When The New York Times puts a target in its sights, the Grey Lady goes hard:
In numerous interviews, other architects, academics and builders say that [Santiago] Calatrava is amassing an unusually long list of projects marred by cost overruns, delays and litigation. It is hard to find a Calatrava project that has not been significantly over budget. And complaints abound that he is indifferent to the needs of his clients…
Mr. Calatrava is likely to come under renewed scrutiny in New York as building continues on one of his latest projects, the new PATH train station at ground zero. It is expected to open in 2015 but is six years behind schedule and will cost $4 billion, twice the original budget.
Critics of the project, commissioned by the Port Authority of New York and New Jersey, find the final price tag hard to believe. (In January 2012 an independent audit of the Port Authority concluded that the agency was “a challenged and dysfunctional organization.”) But several executives who have been involved in construction at the World Trade Center site, who did not want to speak on the record because of their relationship with the project, said Mr. Calatrava’s designs were problematic, too, calling for hugely difficult construction, including a vast underground chamber. In addition, they said, he demanded that surrounding buildings house all the station’s mechanical elements, like ventilation, which complicated construction and called for time-consuming coordination.
The Port Authority declined to discuss the cost overruns and issued a one-sentence statement: “Early estimates for the transportation hub were based on conceptual designs and were therefore unrealistic.”
In Calatrava’s Spanish hometown, politicians aren’t as quick to lay the blame for cost overruns on the shoulders of so-called conceptual designs. Ignacio Blanco, a member of the Valencia parliament which has had its fair share of disputes with its native son, says that Calatrava’s designs — upon which cost estimates and funding requests are based — are devoid of necessary detail. “Other architects, they know exactly the door handles they want, and where to buy and at what cost,” he said. “But Calatrava is the opposite. His projects do not have this degree of precision. If you look at the files on the aquarium, which was built by someone else, they are fat. But there are just a couple of pages on the Calatrava projects.”

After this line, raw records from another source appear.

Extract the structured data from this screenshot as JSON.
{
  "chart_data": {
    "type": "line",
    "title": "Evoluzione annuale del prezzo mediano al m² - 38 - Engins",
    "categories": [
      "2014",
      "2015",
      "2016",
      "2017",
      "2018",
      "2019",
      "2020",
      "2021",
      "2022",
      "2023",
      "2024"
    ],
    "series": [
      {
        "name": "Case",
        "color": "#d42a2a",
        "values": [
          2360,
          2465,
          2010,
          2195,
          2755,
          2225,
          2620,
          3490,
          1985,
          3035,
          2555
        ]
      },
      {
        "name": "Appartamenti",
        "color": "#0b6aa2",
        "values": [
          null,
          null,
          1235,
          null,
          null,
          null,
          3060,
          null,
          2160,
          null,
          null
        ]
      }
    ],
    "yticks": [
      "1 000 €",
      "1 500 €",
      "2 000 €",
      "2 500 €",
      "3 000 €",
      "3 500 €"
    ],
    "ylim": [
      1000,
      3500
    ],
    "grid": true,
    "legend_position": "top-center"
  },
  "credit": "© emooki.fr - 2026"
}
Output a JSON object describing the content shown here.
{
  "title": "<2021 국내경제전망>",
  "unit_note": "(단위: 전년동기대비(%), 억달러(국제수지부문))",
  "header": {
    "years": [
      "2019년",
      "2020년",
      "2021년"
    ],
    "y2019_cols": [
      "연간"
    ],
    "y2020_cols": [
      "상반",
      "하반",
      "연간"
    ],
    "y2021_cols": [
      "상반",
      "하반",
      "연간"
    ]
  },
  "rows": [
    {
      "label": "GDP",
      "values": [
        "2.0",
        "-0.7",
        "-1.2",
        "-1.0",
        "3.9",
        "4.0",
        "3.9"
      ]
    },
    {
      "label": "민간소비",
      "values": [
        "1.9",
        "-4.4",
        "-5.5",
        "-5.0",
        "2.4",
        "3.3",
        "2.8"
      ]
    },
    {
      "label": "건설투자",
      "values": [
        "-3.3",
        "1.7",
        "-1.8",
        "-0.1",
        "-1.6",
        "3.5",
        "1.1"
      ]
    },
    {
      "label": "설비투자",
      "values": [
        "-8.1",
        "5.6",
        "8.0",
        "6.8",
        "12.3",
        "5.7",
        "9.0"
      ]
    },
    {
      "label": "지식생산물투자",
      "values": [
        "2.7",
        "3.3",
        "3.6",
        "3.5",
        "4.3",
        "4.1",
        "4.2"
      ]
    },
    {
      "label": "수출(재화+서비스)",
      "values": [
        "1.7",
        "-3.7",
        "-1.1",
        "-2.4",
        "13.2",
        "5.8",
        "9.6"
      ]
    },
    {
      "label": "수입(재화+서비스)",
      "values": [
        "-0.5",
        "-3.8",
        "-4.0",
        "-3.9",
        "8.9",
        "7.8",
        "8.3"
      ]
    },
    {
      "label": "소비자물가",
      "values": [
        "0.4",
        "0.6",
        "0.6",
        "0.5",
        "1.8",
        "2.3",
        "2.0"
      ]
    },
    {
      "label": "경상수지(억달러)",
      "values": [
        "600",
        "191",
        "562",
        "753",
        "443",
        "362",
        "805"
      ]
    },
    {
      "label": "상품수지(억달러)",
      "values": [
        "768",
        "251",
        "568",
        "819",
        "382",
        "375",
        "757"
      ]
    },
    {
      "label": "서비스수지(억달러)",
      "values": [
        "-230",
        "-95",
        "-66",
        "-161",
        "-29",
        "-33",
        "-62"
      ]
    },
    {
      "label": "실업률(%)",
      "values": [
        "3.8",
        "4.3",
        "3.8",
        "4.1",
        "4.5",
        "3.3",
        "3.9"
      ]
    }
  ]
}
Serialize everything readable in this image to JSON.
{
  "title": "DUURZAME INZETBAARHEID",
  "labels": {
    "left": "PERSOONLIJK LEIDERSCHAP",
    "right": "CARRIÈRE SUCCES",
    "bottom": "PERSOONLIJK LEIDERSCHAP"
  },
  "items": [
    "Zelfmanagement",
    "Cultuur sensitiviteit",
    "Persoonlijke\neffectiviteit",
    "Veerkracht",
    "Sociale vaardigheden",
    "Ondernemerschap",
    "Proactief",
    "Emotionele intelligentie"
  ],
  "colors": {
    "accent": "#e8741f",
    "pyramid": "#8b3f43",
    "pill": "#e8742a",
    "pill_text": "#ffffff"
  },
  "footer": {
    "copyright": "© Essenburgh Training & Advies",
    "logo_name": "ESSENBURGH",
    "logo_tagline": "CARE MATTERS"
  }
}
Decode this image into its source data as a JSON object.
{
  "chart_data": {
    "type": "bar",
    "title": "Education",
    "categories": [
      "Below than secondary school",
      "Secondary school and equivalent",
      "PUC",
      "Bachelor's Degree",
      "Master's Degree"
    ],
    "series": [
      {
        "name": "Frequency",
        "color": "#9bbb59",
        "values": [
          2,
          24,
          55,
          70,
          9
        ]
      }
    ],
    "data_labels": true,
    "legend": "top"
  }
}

I’ve been highly critical of the PATH WTC station for years now. It’s a glorified subway station that will cost taxpayers $4 billion. It’s a vanity project developed by a starchitect who has made it about him and his contributions to the New York scene rather than about a cost-controlled transit improvement. The mistakes of PATH and the mistakes of Calatrava should be a lesson to the various New York stakeholders at plans to expand or rebuild Penn Station move forward. This is a mess that didn’t have to be a mess.